Иногда по утрам он шел по Равалю мимо столовой «Ка Бертран». Множество извозчиков вокруг рынка Сан-Антони; экипажи у заводов, лошади, торговцы вразнос, мастеровые, безработные, нищие и trinxeraires — все движение, вся сумятица живого города вроде бы предоставляли ему укрытие, хотя и недостаточное, по мнению Далмау, который под конец всегда прятался в каком-нибудь парадном поодаль от столовой Бертрана. Время от времени видел Эмму, вечно чем-то занятую. Иногда вроде бы решался, делал несколько шагов по направлению к столовой, но неизменно отступал. Так и не мог к ней подойти, когда бывал уже готов это сделать, на память приходил удар кулаком и с презрением брошенное на прощание «Забудь обо мне!». «Болван!» — пробормотал он посреди улицы, не думая, что кто-то может услышать и обидеться. Огляделся. Никого: только двое мужчин шли своей дорогой, мотая головами. Как он раскаивался в своем поведении! Эмма, наверное, ничего не забыла. Мать никогда не упоминала, что девушка хоть в малейшей степени интересуется им. Может, по-прежнему берет на себя ответственность за смерть Монсеррат, и его винит тоже. Может, и правда еще рано. Может, мать права и нужно подождать…

Однажды, когда Далмау направлялся на фабрику, парочка trinxeraires, мальчик и девочка, вышли из укрытия и принялись бродить по кварталу.

— Которая? — спросила девочка.

— Та высокая, милашка, в цветастом платье и белом переднике, — ответил ее брат.

— Точно?

— Точно. Он, как завидит ее, скорей бежит прятаться в парадное. Ты разве не замечала? — уверенно говорил Дельфин. Маравильяс замечала, конечно, однако хотела это услышать от брата, удостовериться. — Я даже видел, как он весь дрожит. Только нос высунет, когда она во дворе, а как в дом зайдет, так и всю голову. Дело ясное! Пошли! — поторопил он сестру.

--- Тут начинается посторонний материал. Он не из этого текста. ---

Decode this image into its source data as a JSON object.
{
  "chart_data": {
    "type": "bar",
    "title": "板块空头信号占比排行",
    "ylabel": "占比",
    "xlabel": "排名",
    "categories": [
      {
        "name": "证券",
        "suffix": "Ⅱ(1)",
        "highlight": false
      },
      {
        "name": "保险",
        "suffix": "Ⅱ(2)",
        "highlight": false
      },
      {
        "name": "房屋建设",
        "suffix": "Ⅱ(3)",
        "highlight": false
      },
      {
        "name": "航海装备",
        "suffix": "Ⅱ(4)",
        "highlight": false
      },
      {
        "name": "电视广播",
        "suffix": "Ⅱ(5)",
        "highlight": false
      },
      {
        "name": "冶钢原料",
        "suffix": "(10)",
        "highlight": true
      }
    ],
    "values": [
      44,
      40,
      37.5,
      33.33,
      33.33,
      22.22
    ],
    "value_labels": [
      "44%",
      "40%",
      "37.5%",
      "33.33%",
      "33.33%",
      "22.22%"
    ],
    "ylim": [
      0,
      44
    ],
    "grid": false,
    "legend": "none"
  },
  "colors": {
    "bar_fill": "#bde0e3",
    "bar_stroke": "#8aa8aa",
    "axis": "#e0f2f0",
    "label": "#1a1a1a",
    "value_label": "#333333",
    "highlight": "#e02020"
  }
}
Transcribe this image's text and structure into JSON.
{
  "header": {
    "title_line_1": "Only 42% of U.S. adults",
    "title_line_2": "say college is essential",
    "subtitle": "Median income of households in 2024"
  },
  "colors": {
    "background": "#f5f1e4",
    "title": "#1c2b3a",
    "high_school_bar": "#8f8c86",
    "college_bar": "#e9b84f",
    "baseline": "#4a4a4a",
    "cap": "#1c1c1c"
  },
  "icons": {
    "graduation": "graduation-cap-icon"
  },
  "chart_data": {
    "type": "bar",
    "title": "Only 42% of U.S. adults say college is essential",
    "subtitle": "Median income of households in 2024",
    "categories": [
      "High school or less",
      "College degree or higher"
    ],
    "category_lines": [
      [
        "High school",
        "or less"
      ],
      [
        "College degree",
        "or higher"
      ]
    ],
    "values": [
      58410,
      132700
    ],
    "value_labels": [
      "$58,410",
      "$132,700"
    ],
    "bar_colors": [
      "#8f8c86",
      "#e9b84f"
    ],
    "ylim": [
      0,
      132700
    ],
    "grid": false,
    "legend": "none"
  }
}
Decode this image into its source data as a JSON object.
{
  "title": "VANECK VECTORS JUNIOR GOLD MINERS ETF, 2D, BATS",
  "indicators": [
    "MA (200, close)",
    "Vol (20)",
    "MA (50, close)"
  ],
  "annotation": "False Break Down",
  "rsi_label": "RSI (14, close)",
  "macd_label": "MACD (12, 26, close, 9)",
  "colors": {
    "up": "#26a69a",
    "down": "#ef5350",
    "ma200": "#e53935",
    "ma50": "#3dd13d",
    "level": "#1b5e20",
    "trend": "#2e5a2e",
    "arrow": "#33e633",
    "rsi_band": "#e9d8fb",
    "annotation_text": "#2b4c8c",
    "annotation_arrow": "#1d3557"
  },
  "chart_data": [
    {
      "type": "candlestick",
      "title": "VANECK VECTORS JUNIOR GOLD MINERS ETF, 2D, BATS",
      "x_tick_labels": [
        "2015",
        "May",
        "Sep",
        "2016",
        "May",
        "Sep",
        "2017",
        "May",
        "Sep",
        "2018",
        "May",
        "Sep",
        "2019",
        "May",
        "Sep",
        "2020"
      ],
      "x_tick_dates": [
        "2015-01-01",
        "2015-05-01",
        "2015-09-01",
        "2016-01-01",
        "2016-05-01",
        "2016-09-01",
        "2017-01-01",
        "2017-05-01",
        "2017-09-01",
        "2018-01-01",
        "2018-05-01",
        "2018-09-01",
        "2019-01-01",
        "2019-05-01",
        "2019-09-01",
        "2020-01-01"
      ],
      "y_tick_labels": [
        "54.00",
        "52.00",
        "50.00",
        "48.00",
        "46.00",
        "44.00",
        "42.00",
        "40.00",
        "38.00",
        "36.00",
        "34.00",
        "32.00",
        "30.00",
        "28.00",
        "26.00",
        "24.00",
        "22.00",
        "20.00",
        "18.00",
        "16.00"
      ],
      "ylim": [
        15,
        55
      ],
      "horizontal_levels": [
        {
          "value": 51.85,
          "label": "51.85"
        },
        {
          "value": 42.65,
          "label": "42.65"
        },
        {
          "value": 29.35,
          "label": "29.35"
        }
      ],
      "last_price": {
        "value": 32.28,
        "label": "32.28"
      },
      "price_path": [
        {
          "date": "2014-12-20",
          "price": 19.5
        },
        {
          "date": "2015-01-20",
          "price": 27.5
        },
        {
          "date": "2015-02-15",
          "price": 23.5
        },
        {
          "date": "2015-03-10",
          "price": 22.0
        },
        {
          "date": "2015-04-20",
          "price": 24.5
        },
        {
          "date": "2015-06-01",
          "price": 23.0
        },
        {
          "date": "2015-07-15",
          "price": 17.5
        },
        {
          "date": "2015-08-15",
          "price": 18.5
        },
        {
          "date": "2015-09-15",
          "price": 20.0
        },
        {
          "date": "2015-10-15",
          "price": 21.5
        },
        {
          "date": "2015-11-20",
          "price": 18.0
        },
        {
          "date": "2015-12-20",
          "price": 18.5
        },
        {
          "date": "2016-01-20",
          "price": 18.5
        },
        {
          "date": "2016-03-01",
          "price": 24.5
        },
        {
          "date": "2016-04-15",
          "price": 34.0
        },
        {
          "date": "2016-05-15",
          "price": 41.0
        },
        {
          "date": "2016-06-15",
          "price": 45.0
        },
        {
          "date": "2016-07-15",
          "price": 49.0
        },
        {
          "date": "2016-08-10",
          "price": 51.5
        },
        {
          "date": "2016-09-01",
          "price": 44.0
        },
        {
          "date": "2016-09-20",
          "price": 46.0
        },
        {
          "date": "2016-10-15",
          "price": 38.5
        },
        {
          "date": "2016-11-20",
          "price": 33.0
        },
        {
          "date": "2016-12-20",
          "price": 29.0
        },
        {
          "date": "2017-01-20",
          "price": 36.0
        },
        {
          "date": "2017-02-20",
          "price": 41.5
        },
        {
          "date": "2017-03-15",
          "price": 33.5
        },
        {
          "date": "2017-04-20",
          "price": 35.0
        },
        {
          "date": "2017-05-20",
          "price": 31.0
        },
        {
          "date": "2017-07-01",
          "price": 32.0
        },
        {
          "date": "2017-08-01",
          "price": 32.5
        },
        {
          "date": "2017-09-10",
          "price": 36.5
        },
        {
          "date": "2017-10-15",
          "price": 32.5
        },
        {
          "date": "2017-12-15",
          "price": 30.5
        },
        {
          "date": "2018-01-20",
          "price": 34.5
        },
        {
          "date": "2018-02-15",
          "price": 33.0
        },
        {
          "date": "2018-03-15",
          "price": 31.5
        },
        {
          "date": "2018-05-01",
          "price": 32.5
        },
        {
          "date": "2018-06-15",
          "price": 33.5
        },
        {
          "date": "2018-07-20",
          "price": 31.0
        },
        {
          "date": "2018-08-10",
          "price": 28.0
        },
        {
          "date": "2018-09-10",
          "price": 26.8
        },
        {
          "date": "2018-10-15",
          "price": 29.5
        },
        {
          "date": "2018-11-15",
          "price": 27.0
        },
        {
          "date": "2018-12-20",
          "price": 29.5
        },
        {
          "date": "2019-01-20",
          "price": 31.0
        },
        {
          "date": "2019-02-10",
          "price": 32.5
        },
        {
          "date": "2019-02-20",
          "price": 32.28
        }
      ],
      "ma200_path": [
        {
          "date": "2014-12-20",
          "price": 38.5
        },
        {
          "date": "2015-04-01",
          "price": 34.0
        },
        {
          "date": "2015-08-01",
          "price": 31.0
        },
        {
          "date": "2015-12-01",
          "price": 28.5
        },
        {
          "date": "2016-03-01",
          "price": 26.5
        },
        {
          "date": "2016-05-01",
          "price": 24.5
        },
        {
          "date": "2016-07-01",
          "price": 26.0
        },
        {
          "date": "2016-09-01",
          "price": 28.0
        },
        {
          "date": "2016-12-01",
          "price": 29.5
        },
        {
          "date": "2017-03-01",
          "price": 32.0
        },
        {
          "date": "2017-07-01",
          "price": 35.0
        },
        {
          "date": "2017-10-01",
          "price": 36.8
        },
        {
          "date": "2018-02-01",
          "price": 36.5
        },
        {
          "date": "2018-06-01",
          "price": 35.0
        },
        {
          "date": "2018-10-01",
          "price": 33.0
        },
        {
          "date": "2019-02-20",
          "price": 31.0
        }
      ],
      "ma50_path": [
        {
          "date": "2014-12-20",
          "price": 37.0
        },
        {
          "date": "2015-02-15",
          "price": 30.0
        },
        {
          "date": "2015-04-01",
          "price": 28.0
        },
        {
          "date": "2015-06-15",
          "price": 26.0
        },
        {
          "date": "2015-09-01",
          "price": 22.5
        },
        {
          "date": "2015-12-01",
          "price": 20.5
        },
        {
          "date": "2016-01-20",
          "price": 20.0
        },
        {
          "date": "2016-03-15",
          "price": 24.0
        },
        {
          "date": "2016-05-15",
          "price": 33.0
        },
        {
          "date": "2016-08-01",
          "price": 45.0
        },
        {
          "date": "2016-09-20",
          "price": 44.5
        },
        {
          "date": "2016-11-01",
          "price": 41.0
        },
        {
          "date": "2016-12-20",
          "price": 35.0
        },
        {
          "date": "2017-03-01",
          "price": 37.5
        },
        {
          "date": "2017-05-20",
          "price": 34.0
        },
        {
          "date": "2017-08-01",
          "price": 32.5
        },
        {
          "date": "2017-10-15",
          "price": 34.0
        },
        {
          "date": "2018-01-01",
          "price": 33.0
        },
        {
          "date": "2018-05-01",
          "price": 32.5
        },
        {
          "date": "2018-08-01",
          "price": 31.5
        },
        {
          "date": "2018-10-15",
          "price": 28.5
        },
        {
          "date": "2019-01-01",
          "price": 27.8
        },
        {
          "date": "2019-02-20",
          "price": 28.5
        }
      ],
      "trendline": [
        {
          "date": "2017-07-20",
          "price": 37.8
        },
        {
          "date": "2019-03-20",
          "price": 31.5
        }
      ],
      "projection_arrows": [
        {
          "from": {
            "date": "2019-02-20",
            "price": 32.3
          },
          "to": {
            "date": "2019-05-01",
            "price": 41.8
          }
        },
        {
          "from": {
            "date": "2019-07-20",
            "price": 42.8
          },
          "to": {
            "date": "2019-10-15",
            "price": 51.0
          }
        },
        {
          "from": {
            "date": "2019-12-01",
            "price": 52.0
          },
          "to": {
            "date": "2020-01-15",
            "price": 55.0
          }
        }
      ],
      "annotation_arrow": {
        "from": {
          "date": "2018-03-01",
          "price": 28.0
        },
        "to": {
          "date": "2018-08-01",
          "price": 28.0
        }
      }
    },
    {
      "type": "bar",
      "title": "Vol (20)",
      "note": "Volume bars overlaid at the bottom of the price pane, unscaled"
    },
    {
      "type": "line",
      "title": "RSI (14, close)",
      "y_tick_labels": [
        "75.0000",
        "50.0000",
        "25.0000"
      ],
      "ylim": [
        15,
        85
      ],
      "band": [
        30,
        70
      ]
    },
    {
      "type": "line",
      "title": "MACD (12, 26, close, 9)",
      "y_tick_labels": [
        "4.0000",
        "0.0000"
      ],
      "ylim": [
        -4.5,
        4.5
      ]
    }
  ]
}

И они побежали вслед за Далмау, чтобы, как чуть ли не каждый день, столкнуться с ним, будто ненароком, где-то за кварталом Сан-Антони. «Вы меня преследуете?» — спервоначалу спрашивал он. «Ага», — отвечала Маравильяс.

И Далмау всегда покупал им поесть у одного из торговцев вразнос, которые разъезжали по городу, криками нахваливая товар и скрипя тележками.

Однажды, вместо того чтобы преследовать Далмау, Маравильяс подошла к заднему двору столовой.

— Дайте хлебушка, добрая тетя, — стала клянчить у Эммы, протягивая руку над невысокой стеной, служившей оградой.

— Хочешь хлеба, — ответила Эмма, не бросая работу, — приходи в полдень, после обеда: поможешь помыть посуду, и я тебя накормлю.

— Я голодная, — заявила нищенка с развязностью, не подобающей тем, кто просит милостыню.

Теперь Эмма на нее взглянула. Маравильяс выдержала взгляд и в свою очередь рассмотрела ее во всех деталях. Конечно милашка. Красавица. Чистая. Молодая, здоровая. Зависть захлестнула trinxerairе. Ее собственные крошечные груди не видны из-за выступающих ребер, зада нет вообще, а живот впалый… Ничего подобного чувственным, женственным изгибам, как у этой. Как давно она не видела своего лица в зеркале? Даже не знает, хорошенькая ли она. Дельфин говорит: нет, безобразная, как те тупорылые рыбы, которых иногда можно видеть в садках, но для улицы это не важно. В самом деле: здесь ценятся отвага, быстрота, решительность, хитрость… Если девочка красива, на нее обратят внимание, изнасилуют или пустят по рукам или и то и другое вместе.